To me Spiderman starts at a more relatable level, but Superman ends up feeling more of a real person. -At least going by the comics-. Over the years, Clark has managed to create a family, to grow up from young teen, to young man, to a father. He is very powerful, but he remains a farm boy who wanted to be a journalist at the core. He is a very developed and relatable character. Then I see Spiderman, and he is forever stuck between his early twenties and his mid teens. He isn't allowed to grow up beyond that, just when he was about to cross that bridge, he forgot all lessons and sold out his character growth to the Devil. No matter how much changes, everything goes back to the same status quo at the end. He is a static character, and at some point that ends up making him fell less like a real person and more like a character in a play. And the same for many Marvel characters, they keep rehashing the same story beats over and over for all eternity.
Eh, DC doesn’t do stasis so much as 5-year stretches and then a reboot, these days. Might as well actually use that structure to do soemthing interesting.
Something I find relatable from DC is the notion of constant change. Character development doesn't really go away.
 


So I suppose it depends on which comics you read. Surely there are comics where Peter Parker moves on and Miles Morales takes on the role of Spiderman? And surely there are Superman comics that keep him the same familiar Superman?
 

ART!

Hero
Yeah.

Let me just say, when I first saw MoS, I didn’t even like Superman.

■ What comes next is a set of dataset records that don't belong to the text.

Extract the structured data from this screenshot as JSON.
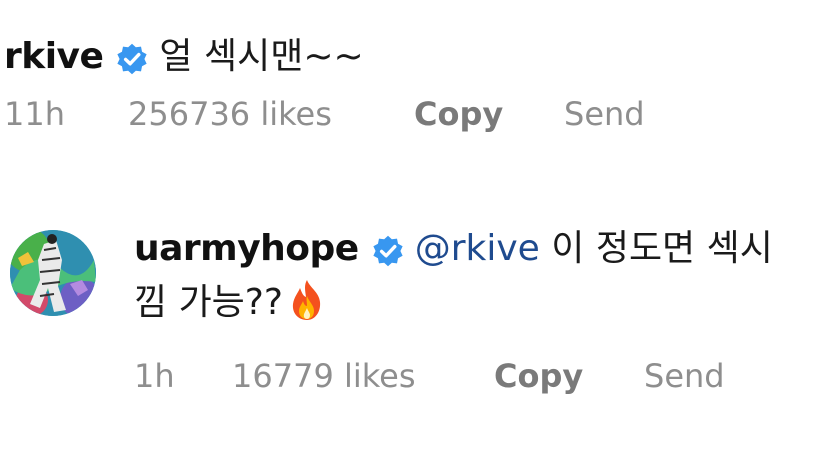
{
  "comments": [
    {
      "username": "rkive",
      "verified": true,
      "text": "얼 섹시맨~~",
      "time": "11h",
      "likes": "256736 likes",
      "copy_label": "Copy",
      "send_label": "Send"
    },
    {
      "username": "uarmyhope",
      "verified": true,
      "mention": "@rkive",
      "text_line1": " 이 정도면 섹시",
      "text_line2": "낌 가능??",
      "emoji": "fire-emoji",
      "time": "1h",
      "likes": "16779 likes",
      "copy_label": "Copy",
      "send_label": "Send"
    }
  ],
  "colors": {
    "verified_badge": "#3897f0",
    "mention": "#1f4b8f",
    "meta_text": "#8e8e8e"
  }
}
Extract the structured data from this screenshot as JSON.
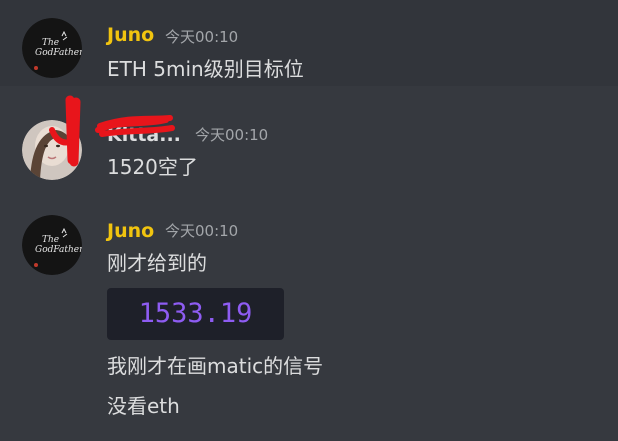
{
  "colors": {
    "background": "#36393f",
    "highlight_row": "#32353b",
    "username_juno": "#f1c40f",
    "timestamp": "#a3a6aa",
    "message_text": "#dcddde",
    "price_embed_bg": "#1e2029",
    "price_text": "#8e5cf2",
    "redaction": "#e8151b"
  },
  "messages": [
    {
      "username": "Juno",
      "timestamp": "今天00:10",
      "avatar_icon": "godfather-logo-avatar",
      "lines": [
        "ETH 5min级别目标位"
      ]
    },
    {
      "username": "Kitta...",
      "timestamp": "今天00:10",
      "avatar_icon": "user-photo-avatar",
      "lines": [
        "1520空了"
      ]
    },
    {
      "username": "Juno",
      "timestamp": "今天00:10",
      "avatar_icon": "godfather-logo-avatar",
      "lines": [
        "刚才给到的",
        "我刚才在画matic的信号",
        "没看eth"
      ],
      "price_embed": "1533.19"
    }
  ],
  "logo_text": "The GodFather"
}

Then after a YouTube video about Clark by a garbage person who is good at words, I started to like Superman, read more Supes comics, and eventually later rewatched MoS.

First viewing, I liked it. It was fine.

Second viewing, strongly disliked it. Completely fails at any very very basic understanding of the character on nearly any level.
I think the stuff with Clark as a kid is pretty good - if ham-fisted in parts - and I mostly like the stuff with Clark wandering, getting odd jobs, and trying to figure out what to do with himself. In a world with no super-heroes (yet, that he knows of), that makes great sense. It's just once he becomes Superman that Snyder doesn't seem to get him. I think there might be a movie in there somewhere that Snyder would rather make, or be better suited to make, that isn't a Superman movie.